Technology solution providers in both camps, however, say VMware's decision to add the VMotion live migration technology to both the Essentials Plus and Standard editions with the VMware vSphere 4.1 release in July is a significant move. This despite the higher pricing occasioned by that addition: Essentials Plus now costs $3,495 for three hosts (up from $2,995) and Standard is now priced at $995 per processor (up from $795).
"You are essentially getting everything that VMware offers," said Guy Baroan, president of Baroan Technologies, a technology services company in Clifton, N.J., who is prioritizing VMware among his customers. Baroan says these packages now provide all the most important capabilities required to virtualize a small company's primary servers -- and provide them with backup and high-availability options.

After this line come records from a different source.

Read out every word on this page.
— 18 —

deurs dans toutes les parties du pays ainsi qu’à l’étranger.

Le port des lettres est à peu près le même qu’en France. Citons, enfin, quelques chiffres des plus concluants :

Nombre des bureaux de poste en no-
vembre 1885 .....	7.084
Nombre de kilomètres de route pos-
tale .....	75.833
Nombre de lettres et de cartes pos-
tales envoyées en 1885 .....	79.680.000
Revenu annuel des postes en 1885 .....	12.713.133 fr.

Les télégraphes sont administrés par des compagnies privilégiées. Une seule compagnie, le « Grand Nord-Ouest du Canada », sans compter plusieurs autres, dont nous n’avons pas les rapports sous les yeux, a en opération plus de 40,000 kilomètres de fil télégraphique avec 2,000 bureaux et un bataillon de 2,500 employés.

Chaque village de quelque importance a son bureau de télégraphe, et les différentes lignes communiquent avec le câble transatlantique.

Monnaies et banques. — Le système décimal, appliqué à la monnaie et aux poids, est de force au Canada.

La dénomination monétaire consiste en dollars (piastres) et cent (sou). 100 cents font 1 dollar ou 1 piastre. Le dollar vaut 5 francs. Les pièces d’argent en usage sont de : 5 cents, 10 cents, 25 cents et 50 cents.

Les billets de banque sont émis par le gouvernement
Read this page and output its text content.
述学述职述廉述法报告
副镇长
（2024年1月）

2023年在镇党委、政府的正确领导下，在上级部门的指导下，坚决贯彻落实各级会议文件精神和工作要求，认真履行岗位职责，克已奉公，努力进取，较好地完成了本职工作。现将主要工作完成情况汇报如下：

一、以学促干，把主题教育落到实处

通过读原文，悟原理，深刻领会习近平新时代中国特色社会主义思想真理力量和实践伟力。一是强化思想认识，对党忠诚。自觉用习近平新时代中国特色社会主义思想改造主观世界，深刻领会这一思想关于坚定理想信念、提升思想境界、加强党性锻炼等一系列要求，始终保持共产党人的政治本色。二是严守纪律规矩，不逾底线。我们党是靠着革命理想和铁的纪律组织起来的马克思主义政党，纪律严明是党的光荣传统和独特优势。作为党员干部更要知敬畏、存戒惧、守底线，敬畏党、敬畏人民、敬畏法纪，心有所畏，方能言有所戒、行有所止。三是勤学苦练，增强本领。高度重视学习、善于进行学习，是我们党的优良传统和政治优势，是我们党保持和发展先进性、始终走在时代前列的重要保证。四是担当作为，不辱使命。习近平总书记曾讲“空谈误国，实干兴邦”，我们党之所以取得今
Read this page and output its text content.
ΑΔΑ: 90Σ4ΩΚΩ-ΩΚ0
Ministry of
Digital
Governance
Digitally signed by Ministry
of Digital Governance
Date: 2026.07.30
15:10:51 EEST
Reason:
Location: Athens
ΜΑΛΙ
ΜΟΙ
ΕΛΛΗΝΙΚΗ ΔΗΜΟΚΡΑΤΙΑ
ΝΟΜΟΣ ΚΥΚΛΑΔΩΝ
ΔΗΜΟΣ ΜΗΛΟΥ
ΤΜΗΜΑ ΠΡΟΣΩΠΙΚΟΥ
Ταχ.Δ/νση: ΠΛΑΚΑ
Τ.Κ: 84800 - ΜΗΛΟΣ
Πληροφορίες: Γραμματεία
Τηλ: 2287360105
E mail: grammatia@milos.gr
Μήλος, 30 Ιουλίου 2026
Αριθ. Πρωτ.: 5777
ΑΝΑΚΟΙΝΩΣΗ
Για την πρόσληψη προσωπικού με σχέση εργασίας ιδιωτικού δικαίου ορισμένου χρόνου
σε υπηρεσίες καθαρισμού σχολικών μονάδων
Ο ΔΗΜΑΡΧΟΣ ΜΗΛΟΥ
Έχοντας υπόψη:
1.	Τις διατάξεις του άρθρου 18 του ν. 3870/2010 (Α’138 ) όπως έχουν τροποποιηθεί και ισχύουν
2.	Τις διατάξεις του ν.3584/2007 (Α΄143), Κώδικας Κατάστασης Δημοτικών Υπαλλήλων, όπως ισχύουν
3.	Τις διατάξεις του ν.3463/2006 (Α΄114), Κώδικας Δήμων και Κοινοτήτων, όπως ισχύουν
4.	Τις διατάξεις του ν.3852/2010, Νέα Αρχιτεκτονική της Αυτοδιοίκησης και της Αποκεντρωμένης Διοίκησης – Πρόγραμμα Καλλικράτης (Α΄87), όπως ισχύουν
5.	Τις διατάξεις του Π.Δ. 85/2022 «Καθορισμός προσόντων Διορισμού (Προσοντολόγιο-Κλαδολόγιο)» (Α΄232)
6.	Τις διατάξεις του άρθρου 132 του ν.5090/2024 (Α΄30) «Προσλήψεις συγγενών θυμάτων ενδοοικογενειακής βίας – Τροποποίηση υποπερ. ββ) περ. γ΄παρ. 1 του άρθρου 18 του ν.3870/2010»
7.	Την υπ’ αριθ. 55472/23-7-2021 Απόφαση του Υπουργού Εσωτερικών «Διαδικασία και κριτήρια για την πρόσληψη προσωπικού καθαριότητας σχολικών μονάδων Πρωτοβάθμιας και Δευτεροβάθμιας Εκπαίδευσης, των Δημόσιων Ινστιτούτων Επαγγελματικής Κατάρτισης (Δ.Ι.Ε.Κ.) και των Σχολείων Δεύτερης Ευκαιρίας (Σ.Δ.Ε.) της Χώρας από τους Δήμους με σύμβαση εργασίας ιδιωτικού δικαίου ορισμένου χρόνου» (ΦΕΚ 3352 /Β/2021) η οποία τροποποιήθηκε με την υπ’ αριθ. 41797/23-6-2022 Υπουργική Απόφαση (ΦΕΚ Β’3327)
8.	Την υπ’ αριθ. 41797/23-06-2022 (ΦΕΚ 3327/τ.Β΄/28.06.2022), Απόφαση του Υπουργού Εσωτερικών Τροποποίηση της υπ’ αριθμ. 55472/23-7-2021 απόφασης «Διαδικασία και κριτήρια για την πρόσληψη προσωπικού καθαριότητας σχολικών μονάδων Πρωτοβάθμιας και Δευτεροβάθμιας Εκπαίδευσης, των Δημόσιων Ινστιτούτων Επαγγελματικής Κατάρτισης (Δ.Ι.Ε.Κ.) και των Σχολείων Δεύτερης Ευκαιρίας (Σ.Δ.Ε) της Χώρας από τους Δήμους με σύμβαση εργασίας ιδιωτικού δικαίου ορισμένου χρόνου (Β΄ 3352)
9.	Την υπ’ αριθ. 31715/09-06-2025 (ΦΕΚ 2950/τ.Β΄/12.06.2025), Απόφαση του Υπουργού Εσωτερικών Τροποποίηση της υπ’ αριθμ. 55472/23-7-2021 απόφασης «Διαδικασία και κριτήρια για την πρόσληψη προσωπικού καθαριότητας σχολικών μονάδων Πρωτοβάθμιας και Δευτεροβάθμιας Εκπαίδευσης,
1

Baroan acknowledges that the latest version of Hyper-V is a very good release that gives the smallest of companies similar virtualization tools for a lot less money. The trade-off is that Microsoft can require more hardware to implement a similar solution.. "We have to do both for the foreseeable future," he said.
That's not the position of Carl Mazzanti, CEO of e-Mazzanti Technologies, a solution provider in Hoboken, N.J. "We have made the decision to go all Hyper-V," Mazzanti said. "With our value-conscious customer base, the reason to go Hyper-V is clear. With our embedded VMware customers, it will take some time and it will require proof-of-concept systems deployed, but I am confident that by going with Microsoft we are going to prevail."
Mazzanti's rationale is that by concentrating on its relationship with Microsoft, e-Mazzanti will be able to leverage certain support and software design resources to help design its virtualization solutions. He doesn't receive those same sort of resources from VMware, which he has seen subsidize some deals in order to win a customer.
"If you believe history, any time there is a market-changing product, Microsoft may not be the first to figure it out, but they are so tenacious that they will eventually prevail," Mazzanti said. "They wait for the market to get big enough, and they come in and go after it and win it."